I love the language here in this passage because it provides a turning point and opens the door to hope. Paul says the Gentiles use to live this way but this is not the way you have been taught. What Paul is saying is that you have been taught differently so you now have the opportunity to live differently and to live life to the fullest. As believers, we have a different set of paradigms that now guide and direct our steps. In Paul’s writings to the church at Corinth, he emphatically proclaims that if anyone is in Christ, he is a new creation. The old has passed away; behold, the new has come (2 Corinthians 5:17). Here is a fact that is indisputable whether we truly grasp the truth of it or not. We are new creations. We look different. We act different. We live different. We think different.
Paul expands this idea by stating that while we are a new creation in Christ, we must also recognize that we are called to put off the old man which belongs to the old life and the old man is corrupted through its deceitful desires. The visual is of one who is wearing old tattered garments which have been stained by soil and dirt that life has dished out. These garments are filthy.
The old man or self is defined by two descriptive phrases. The first phrase is that of the former way of life. This is the life that has been described here thus far. It is a life that is lived in futility and darkness. The second phrase defines the old way of living as being motivated and corrupted by way of one’s deceitful desires. In other words, the whole basis of their previous way of life was founded in a weak or misguided paradigm. The motivation of their actions was from a basis of their deceitful desires which comes from their hardened hearts and darkened understanding.
Two actions which require a response are presented here. First, we must be renewed in the spirit of our mind.

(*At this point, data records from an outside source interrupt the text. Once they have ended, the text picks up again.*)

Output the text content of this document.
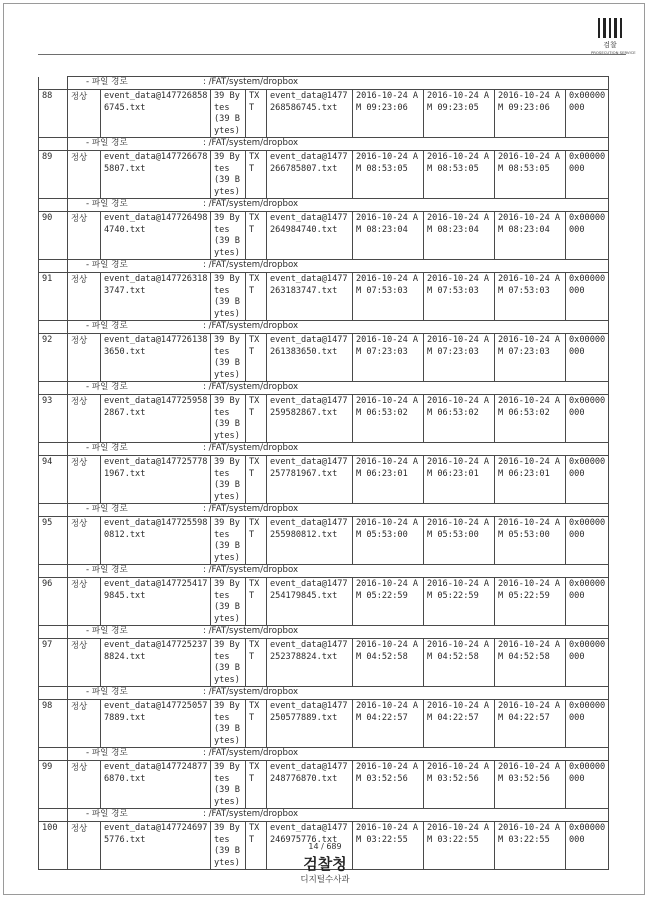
검찰
PROSECUTION SERVICE
	- 파일 경로 : /FAT/system/dropbox								
88	정상	event_data@1477268586745.txt	39 Bytes (39 Bytes)	TXT	event_data@1477268586745.txt	2016-10-24 AM 09:23:06	2016-10-24 AM 09:23:05	2016-10-24 AM 09:23:06	0x00000000
	- 파일 경로 : /FAT/system/dropbox								
89	정상	event_data@1477266785807.txt	39 Bytes (39 Bytes)	TXT	event_data@1477266785807.txt	2016-10-24 AM 08:53:05	2016-10-24 AM 08:53:05	2016-10-24 AM 08:53:05	0x00000000
	- 파일 경로 : /FAT/system/dropbox								
90	정상	event_data@1477264984740.txt	39 Bytes (39 Bytes)	TXT	event_data@1477264984740.txt	2016-10-24 AM 08:23:04	2016-10-24 AM 08:23:04	2016-10-24 AM 08:23:04	0x00000000
	- 파일 경로 : /FAT/system/dropbox								
91	정상	event_data@1477263183747.txt	39 Bytes (39 Bytes)	TXT	event_data@1477263183747.txt	2016-10-24 AM 07:53:03	2016-10-24 AM 07:53:03	2016-10-24 AM 07:53:03	0x00000000
	- 파일 경로 : /FAT/system/dropbox								
92	정상	event_data@1477261383650.txt	39 Bytes (39 Bytes)	TXT	event_data@1477261383650.txt	2016-10-24 AM 07:23:03	2016-10-24 AM 07:23:03	2016-10-24 AM 07:23:03	0x00000000
	- 파일 경로 : /FAT/system/dropbox								
93	정상	event_data@1477259582867.txt	39 Bytes (39 Bytes)	TXT	event_data@1477259582867.txt	2016-10-24 AM 06:53:02	2016-10-24 AM 06:53:02	2016-10-24 AM 06:53:02	0x00000000
	- 파일 경로 : /FAT/system/dropbox								
94	정상	event_data@1477257781967.txt	39 Bytes (39 Bytes)	TXT	event_data@1477257781967.txt	2016-10-24 AM 06:23:01	2016-10-24 AM 06:23:01	2016-10-24 AM 06:23:01	0x00000000
	- 파일 경로 : /FAT/system/dropbox								
95	정상	event_data@1477255980812.txt	39 Bytes (39 Bytes)	TXT	event_data@1477255980812.txt	2016-10-24 AM 05:53:00	2016-10-24 AM 05:53:00	2016-10-24 AM 05:53:00	0x00000000
	- 파일 경로 : /FAT/system/dropbox								
96	정상	event_data@1477254179845.txt	39 Bytes (39 Bytes)	TXT	event_data@1477254179845.txt	2016-10-24 AM 05:22:59	2016-10-24 AM 05:22:59	2016-10-24 AM 05:22:59	0x00000000
	- 파일 경로 : /FAT/system/dropbox								
97	정상	event_data@1477252378824.txt	39 Bytes (39 Bytes)	TXT	event_data@1477252378824.txt	2016-10-24 AM 04:52:58	2016-10-24 AM 04:52:58	2016-10-24 AM 04:52:58	0x00000000
	- 파일 경로 : /FAT/system/dropbox								
98	정상	event_data@1477250577889.txt	39 Bytes (39 Bytes)	TXT	event_data@1477250577889.txt	2016-10-24 AM 04:22:57	2016-10-24 AM 04:22:57	2016-10-24 AM 04:22:57	0x00000000
	- 파일 경로 : /FAT/system/dropbox								
99	정상	event_data@1477248776870.txt	39 Bytes (39 Bytes)	TXT	event_data@1477248776870.txt	2016-10-24 AM 03:52:56	2016-10-24 AM 03:52:56	2016-10-24 AM 03:52:56	0x00000000
	- 파일 경로 : /FAT/system/dropbox								
100	정상	event_data@1477246975776.txt	39 Bytes (39 Bytes)	TXT	event_data@1477246975776.txt	2016-10-24 AM 03:22:55	2016-10-24 AM 03:22:55	2016-10-24 AM 03:22:55	0x00000000
14 / 689
검찰청
디지털수사과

Once again this scripture echoes Romans 12:1-2 where Paul challenges the church to be transformed by the renewing of one’s mind. This is a daily ongoing process of renewal. It involves daily Bible reading. It involves daily meditation on what God is saying to the church. It is taking action on those Biblical truths we learn and begin to understand.

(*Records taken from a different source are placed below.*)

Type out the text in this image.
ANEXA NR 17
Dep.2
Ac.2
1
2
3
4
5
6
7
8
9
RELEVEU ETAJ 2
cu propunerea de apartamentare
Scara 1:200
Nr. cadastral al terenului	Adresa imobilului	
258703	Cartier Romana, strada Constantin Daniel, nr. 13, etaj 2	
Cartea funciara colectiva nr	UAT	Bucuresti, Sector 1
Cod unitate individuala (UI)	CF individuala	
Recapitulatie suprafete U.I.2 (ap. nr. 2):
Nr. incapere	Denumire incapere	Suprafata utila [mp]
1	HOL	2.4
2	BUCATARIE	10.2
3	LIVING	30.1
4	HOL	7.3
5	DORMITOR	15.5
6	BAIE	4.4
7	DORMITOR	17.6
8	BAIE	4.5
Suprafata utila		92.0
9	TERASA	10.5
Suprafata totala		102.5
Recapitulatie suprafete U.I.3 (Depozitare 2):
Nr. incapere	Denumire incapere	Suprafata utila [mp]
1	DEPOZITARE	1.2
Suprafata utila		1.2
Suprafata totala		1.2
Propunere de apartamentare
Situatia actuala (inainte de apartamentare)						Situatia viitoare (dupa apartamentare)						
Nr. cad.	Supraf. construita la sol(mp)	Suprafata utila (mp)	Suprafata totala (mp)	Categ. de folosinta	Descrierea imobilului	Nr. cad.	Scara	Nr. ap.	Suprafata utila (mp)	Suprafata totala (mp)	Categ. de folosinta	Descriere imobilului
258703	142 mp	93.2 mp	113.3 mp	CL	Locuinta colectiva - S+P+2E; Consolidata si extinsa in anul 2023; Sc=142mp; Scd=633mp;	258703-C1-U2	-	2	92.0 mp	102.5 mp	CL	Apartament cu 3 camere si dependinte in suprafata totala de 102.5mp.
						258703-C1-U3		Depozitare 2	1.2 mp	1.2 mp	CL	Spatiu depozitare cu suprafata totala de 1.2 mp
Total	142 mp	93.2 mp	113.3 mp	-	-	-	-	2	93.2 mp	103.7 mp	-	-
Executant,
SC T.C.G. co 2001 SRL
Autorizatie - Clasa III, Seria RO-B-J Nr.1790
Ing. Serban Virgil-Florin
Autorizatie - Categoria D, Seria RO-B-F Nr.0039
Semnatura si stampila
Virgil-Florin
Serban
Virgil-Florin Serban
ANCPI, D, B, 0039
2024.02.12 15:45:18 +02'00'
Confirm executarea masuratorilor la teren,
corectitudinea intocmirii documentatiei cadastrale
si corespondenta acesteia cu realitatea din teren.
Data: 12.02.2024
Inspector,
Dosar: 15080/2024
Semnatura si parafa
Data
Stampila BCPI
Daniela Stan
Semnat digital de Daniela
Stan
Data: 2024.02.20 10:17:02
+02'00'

The second challenge is to put on the new man which is created after the likeness of God. The concept presented here is that we get to enjoy ongoing renewal. What does this renewal look like, it looks a lot like God. You see we are commanded to put on the new self which is created after the likeness of God in true righteousness and holiness. How is the new self created like God? We are like God in terms of being created in righteousness and holiness.

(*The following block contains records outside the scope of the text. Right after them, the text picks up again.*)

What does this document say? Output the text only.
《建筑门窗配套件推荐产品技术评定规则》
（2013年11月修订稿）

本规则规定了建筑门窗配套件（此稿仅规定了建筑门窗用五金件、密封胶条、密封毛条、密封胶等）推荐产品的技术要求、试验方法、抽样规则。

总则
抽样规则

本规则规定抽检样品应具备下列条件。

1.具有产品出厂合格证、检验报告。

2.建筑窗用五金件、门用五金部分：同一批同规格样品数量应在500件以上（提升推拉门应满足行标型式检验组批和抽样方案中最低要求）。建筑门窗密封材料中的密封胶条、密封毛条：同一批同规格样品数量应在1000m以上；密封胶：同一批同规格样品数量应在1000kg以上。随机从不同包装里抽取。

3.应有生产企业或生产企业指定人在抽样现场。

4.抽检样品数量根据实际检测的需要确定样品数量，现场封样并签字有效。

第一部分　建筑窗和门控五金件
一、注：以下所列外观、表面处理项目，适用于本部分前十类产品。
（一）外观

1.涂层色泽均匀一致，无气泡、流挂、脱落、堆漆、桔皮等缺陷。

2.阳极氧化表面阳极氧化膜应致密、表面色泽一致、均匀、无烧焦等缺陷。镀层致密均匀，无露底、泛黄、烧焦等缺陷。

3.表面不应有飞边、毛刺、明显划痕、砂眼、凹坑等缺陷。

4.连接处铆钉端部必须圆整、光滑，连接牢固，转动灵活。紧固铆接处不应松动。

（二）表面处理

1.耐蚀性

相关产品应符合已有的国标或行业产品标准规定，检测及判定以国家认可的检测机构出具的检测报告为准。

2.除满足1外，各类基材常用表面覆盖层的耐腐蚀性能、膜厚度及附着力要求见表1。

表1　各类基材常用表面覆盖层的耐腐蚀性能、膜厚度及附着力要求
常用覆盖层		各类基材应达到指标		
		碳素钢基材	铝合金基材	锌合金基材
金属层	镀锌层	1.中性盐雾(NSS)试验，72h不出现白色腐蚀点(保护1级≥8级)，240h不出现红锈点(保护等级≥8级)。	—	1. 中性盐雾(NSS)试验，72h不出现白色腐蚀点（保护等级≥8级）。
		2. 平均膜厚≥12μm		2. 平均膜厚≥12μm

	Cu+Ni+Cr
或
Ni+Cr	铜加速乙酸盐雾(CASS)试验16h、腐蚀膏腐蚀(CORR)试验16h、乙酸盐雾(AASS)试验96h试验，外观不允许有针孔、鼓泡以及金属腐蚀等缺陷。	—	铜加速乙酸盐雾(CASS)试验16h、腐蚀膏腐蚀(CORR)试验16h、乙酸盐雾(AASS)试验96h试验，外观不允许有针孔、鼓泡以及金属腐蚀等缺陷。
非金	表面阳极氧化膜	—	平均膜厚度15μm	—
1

Here is the point being made. By taking off the old man and putting on the new man, we begin to be conformed to the image of Christ. What image is that? It is in the likeness of God in righteousness and holiness. From the beginning of time, man was created in the likeness of God. We see this in Genesis 1:26. Then God said, “Let us make man in our image, after our likeness. Paul in Romans 12:1 also reminds us that we are being transformed into His image and not being conformed to the world’s image. There is a huge difference between the two. We choose to focus on one or the other. Do you choose conformity or transformation?
So how are you doing? What are you wearing? What are you thinking? It makes a difference. The putting on and taking off process is an ongoing process. When we are motivated to live or act as we did before Christ, we can take off that soiled garment and put a new garment that is fashioned and formed after the image of Christ. We remove the filthy garments and put on the garments that speak to our new identity and way of living. That is Paul’s goal in these verses.